La municipalité a fait appel la semaine dernière à un agriculteur des Laurentides afin de « sous-louer » en catastrophe sa main-d’œuvre étrangère, dans le but de protéger les résidents contre les inondations.

Règles strictes

Pendant trois jours, une centaine de travailleurs provenant du Guatemala ont rempli des sacs de sable en prévision des crues printanières à Oka. L’emploi de ces salariés étrangers coûte un peu plus de 10 000 $ par jour à la Ville.

L’entente entre le maraîcher Les Jardins Végibec et la Ville a pris abruptement fin après l’intervention d’un organisme responsable de faire appliquer la réglementation fédérale au Québec. La nouvelle a suscité la consternation des résidents d’Oka.

Appelée à réagir, Ottawa confirme que les salariés étrangers « ne peuvent travailler que pour l’employeur indiqué sur leur permis de travail ».

« Si tu les as embauchés pour cultiver des fraises, ils peuvent juste cultiver des fraises », résume une source gouvernementale qui n’est pas autorisée à s’exprimer publiquement. Le permis de travail qui est délivré est lié à l’employeur et à la tâche prévue. »

Temporaires

La main-d’œuvre guatémaltèque a été embauchée par l’entreprise québécoise grâce au Programme des travailleurs étrangers temporaires du gouvernement canadien.
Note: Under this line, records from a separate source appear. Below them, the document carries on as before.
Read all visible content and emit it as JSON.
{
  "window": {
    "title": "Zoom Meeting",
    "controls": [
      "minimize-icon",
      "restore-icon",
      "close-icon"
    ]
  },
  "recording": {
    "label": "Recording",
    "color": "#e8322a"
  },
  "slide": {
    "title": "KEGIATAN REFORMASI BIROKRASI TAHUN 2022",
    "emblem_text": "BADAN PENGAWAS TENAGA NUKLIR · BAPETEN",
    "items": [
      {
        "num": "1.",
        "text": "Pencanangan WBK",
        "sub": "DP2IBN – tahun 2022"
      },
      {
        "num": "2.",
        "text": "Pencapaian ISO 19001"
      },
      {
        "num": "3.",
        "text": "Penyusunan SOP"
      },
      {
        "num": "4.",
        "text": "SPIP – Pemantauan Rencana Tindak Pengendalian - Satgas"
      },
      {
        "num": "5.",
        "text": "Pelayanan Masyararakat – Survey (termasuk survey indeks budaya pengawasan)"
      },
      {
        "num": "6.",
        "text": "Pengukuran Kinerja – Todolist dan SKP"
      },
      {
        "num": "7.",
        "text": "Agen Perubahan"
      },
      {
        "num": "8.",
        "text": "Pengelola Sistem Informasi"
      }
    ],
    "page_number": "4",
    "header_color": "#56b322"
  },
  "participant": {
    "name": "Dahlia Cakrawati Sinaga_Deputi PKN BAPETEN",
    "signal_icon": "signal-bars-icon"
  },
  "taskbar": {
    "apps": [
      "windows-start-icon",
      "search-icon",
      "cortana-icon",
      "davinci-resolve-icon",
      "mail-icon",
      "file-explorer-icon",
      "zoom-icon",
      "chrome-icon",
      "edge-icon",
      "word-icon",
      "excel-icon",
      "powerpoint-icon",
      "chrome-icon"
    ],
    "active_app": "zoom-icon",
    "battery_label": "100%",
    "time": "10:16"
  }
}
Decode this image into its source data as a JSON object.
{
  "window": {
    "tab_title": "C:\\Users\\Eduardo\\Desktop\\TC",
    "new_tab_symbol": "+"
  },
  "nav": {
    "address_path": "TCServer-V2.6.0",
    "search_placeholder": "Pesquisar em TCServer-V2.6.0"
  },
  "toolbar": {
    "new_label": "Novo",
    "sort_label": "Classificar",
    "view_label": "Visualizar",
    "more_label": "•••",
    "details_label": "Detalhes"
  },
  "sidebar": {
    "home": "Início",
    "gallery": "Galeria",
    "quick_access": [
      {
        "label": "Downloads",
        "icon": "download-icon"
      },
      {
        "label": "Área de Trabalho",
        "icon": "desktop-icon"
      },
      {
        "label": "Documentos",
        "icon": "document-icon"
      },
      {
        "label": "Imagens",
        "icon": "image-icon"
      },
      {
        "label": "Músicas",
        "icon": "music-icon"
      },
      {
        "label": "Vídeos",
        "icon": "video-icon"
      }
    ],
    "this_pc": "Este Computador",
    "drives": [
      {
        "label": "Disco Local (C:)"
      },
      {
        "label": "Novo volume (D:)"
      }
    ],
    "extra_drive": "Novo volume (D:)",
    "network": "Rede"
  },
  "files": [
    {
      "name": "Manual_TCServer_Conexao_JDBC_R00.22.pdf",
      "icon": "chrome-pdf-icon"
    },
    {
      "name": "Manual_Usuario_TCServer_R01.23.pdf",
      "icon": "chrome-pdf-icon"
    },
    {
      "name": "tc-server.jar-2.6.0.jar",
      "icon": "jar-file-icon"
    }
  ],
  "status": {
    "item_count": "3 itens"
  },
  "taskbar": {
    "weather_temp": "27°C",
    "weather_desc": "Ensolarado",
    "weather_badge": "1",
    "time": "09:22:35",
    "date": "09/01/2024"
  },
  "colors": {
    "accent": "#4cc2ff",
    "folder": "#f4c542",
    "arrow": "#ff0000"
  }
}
Les compagnies qui profitent de ce programme doivent démontrer à Ottawa qu’ils sont incapables de pourvoir les postes vacants avec des employés canadiens.

C’est pour cette raison que le fédéral tient à ce que les salariés étrangers soient obligatoirement affectés aux tâches prévues par leur permis de travail, explique la même source.